OFFICIAL VOICE OF THE COMMUNIST PARTY OF CUBA CENTRAL COMMITTEE
Foto: Tomás Sánchez 

Julio Antonio Mella morì il 10 gennaio del 1929, vilmente assassinato in Messico. L’asino con gli artigli (il dittatore Machado) mandò ad ucciderlo per eliminare il suo esempio.
Il rivoluzionario che aveva fatto di più per Cuba in meno tempo, come disse Fidel, aveva 26 anni quando morì.
La sua vita c’insegna molto, dedicata alla dignità umana, quella che nei concetti di José Martí dovrebbero conquistare tutti gli uomini.
Forse la cosa più preziosa della sua esistenza fu che il rivoluzionario non seguiva modelli disegnati.
Il leader virtuoso, il fondatore della Federazione Studentesca Universitaria, sapeva che era necessaria un’altra università. Per lui, l’unica soluzione alla mediocrità che imperava, era vincere la mediocrità della Repubblica.
Per questo riscattò l’Apostolo anti imperialista degli omaggi rimbombanti e vuoti nei quali veniva occultato.
Da rivoluzionario a comunista, da maestro degli operai a studente degli operai, da fondatore di università a fondatore del Partito Comunista di Cuba. Perseguitato, temuto per la sua guida.
E allora, assassinato.
Quando i centristi della sua epoca vollero contrabbandare la riforma e non la rivoluzione, Mella, come una tromba, li denudò con il loro nome.
L’unico anti imperialismo che merita il suo nome è l’anticapitalista.
L’unica rivoluzione che si deve scrivere con la maiuscola è l’anti borghese.
L’ unico futuro che merita tutti i sacrifici è quello che conduce a una società senza classi.
L’unica lotta, quella che conquista tutta la giustizia.
Quando gennaio ricorda il crimine, il pensiero dibatte quale Mella dobbiamo riscattare. Quello di marmo in un busto, con gesto virile ed eroico, come un’eroe esemplare o l’iconoclasta, antidogmatico, ribelle, rivoltoso?
Quello che riposa nelle pagine rilassanti, come esempio del «disciplinato» che non fu mai o l’indomabile che non ha spazio in nessun libro?
Il fondatore o l’espulso?
Chi bussa alla porta? Quali porte apriremo?

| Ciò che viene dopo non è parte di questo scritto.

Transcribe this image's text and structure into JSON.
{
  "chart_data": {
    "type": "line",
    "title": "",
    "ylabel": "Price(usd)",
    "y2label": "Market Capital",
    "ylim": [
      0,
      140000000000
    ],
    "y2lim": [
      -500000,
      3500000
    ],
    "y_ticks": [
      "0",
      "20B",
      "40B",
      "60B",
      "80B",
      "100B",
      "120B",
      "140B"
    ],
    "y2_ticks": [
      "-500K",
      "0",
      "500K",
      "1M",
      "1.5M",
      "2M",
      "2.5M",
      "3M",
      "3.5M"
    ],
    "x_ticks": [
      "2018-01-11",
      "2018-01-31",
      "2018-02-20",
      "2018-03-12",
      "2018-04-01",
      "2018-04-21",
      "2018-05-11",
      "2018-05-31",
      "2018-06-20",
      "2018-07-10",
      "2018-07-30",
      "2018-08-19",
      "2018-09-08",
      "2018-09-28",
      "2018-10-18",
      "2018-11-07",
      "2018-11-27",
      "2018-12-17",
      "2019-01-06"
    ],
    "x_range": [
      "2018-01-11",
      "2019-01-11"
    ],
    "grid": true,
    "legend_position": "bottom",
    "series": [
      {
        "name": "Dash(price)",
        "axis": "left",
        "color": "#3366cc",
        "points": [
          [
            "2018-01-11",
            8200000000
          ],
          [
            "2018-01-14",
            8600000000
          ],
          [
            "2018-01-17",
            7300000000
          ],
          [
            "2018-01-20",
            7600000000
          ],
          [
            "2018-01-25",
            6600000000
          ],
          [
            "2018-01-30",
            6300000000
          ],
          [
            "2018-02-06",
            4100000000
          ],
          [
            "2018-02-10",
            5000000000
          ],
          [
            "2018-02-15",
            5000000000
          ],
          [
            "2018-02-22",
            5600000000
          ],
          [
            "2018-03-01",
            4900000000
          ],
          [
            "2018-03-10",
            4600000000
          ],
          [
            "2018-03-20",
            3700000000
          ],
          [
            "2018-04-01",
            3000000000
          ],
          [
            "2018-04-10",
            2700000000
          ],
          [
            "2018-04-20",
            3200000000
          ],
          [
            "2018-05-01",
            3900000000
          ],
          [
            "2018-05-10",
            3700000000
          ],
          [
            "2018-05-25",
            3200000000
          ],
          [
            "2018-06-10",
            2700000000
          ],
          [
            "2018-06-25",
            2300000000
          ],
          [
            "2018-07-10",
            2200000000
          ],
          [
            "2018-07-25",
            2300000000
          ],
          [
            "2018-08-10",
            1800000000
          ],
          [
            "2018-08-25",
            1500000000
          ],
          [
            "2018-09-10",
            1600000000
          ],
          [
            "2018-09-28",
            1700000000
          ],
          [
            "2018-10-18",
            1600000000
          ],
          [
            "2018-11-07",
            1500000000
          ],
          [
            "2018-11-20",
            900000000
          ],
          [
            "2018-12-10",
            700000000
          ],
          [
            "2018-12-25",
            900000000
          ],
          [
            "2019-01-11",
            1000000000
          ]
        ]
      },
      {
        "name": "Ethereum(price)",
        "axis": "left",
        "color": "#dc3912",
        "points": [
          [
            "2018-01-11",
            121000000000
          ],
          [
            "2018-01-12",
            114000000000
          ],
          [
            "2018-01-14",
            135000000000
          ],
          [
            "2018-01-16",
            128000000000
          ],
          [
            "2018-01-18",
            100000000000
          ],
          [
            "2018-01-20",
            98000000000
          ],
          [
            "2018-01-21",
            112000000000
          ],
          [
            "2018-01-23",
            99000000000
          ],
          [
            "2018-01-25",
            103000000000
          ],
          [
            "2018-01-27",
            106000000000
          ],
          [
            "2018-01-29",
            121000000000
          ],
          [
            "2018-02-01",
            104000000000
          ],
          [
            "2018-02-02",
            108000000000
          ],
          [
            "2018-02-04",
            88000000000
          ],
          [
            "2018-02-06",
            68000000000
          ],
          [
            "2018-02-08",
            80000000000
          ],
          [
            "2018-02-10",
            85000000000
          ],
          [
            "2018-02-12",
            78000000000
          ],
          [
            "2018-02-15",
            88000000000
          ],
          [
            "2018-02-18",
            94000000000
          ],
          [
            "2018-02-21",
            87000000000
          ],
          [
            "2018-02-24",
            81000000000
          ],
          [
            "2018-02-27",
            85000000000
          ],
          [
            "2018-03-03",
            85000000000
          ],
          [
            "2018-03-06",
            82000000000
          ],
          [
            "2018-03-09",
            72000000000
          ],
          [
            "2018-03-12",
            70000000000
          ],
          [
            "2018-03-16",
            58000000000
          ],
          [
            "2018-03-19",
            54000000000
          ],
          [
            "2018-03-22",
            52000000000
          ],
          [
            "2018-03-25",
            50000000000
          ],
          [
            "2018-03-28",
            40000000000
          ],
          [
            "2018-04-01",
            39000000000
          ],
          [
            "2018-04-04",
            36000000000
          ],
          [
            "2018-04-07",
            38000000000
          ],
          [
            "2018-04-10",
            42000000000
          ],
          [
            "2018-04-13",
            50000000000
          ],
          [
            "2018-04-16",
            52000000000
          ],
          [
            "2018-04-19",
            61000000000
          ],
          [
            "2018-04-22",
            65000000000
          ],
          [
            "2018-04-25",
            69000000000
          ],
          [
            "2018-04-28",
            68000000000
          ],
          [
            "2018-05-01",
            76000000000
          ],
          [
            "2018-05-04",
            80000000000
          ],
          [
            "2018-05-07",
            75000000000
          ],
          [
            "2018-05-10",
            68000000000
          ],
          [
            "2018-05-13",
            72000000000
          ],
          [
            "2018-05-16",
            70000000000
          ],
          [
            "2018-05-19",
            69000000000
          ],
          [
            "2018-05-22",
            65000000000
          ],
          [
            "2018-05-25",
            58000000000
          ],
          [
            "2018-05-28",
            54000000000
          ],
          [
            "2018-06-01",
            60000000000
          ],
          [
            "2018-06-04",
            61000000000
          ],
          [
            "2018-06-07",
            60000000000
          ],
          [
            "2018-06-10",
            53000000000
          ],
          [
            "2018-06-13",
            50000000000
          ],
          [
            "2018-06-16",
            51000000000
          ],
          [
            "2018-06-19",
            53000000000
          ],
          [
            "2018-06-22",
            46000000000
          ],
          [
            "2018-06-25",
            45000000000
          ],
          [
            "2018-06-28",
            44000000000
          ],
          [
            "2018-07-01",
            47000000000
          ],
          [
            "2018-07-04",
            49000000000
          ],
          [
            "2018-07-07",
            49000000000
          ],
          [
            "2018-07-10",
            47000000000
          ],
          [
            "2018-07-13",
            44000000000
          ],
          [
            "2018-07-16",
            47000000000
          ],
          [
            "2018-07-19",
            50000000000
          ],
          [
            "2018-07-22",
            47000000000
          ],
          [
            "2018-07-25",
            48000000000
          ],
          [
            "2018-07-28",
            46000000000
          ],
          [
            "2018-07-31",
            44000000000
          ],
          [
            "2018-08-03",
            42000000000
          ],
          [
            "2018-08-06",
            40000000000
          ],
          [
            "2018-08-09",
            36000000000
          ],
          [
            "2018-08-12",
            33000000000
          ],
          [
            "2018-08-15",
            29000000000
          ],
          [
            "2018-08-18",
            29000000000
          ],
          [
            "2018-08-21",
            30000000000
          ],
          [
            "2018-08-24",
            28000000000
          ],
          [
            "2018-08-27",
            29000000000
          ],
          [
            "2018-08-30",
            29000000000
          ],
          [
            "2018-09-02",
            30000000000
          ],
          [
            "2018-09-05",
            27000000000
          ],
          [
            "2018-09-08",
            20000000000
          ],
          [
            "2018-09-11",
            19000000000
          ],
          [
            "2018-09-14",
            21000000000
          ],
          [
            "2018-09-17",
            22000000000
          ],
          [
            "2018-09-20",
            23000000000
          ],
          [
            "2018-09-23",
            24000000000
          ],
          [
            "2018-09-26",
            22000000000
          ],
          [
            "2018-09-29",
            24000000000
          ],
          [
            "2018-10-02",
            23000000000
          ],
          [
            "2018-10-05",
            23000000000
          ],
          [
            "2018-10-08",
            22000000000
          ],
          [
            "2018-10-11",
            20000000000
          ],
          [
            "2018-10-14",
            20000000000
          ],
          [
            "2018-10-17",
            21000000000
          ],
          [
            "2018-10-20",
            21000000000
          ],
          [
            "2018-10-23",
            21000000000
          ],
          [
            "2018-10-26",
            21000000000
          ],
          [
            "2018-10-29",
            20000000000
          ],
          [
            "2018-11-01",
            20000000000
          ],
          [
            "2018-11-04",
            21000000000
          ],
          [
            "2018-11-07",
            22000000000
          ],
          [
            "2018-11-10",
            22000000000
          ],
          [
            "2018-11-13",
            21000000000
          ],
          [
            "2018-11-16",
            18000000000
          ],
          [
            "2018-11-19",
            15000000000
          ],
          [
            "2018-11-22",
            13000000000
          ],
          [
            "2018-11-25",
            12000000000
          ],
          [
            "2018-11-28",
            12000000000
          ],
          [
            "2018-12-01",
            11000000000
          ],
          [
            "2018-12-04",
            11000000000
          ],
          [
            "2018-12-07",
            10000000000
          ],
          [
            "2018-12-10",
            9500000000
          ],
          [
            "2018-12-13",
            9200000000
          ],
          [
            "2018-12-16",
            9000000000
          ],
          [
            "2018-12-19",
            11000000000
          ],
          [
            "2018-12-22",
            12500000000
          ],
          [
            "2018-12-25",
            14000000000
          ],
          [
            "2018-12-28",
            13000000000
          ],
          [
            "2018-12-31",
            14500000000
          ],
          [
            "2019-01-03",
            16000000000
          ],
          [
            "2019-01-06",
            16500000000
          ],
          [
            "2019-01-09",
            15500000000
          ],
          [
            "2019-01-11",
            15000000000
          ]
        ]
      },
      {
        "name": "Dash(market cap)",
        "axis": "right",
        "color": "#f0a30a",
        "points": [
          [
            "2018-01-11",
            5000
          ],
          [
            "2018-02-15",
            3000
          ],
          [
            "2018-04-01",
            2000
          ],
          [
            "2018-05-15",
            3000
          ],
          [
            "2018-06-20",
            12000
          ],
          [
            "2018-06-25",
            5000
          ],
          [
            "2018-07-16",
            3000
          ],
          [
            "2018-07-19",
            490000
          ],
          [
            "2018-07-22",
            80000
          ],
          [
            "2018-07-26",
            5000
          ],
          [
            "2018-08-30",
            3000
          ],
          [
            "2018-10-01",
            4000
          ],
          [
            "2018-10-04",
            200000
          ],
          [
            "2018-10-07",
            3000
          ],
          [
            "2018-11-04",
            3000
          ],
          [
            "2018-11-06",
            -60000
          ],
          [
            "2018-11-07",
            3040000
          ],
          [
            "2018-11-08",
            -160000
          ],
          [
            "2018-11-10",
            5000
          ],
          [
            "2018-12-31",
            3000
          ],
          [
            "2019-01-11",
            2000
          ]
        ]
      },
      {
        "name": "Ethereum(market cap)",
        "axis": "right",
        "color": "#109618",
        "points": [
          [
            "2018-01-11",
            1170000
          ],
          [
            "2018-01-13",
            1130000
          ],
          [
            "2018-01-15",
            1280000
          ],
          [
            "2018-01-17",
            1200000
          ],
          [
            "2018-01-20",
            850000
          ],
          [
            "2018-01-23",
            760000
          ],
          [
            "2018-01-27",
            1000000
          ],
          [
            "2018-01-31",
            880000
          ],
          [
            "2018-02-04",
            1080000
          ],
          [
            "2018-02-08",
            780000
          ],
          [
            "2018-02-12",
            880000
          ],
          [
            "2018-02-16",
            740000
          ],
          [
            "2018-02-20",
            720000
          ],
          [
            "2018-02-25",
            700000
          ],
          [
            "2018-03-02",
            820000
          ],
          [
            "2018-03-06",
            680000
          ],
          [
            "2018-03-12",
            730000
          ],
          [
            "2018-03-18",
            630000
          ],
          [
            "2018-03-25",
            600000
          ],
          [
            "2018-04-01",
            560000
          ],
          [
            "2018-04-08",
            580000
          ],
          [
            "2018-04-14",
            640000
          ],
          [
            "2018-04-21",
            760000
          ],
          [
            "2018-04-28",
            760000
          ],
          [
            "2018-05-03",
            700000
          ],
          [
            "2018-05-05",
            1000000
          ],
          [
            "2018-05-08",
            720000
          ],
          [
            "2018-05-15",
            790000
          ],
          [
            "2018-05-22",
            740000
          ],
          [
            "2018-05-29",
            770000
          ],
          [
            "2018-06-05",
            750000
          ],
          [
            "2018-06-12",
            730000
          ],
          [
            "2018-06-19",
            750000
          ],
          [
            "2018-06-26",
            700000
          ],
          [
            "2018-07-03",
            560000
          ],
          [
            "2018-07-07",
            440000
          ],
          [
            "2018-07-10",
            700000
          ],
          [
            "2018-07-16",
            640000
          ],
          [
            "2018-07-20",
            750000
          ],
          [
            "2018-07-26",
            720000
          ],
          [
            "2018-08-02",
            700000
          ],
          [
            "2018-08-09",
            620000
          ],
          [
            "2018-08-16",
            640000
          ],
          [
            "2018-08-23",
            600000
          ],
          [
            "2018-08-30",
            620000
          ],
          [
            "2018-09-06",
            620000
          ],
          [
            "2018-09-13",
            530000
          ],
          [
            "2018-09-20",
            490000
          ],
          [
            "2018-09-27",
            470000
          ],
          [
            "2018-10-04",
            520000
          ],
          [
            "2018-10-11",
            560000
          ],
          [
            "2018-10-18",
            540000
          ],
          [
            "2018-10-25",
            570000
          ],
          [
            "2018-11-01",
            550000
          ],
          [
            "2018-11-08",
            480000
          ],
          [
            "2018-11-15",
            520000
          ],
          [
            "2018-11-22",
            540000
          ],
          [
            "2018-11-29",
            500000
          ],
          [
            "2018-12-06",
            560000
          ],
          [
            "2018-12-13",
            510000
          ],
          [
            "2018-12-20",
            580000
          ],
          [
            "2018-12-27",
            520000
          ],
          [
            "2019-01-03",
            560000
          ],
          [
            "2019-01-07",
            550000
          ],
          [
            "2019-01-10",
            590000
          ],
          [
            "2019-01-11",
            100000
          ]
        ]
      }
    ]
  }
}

La data invita a pensare ancora una volta di quale gioventù rivoluzionaria si necessita. L’ora indica l’azione: non lasciar morire chi in Messico non fece che elevare la sua vita, che rinasce dalle sue ceneri custodite dall’Università, e mentre costruiamo le risposte che ci giunga il grido vitale di Mella nella sua agonia: «Muoio per la Rivoluzione!». (GM/Granma Int.)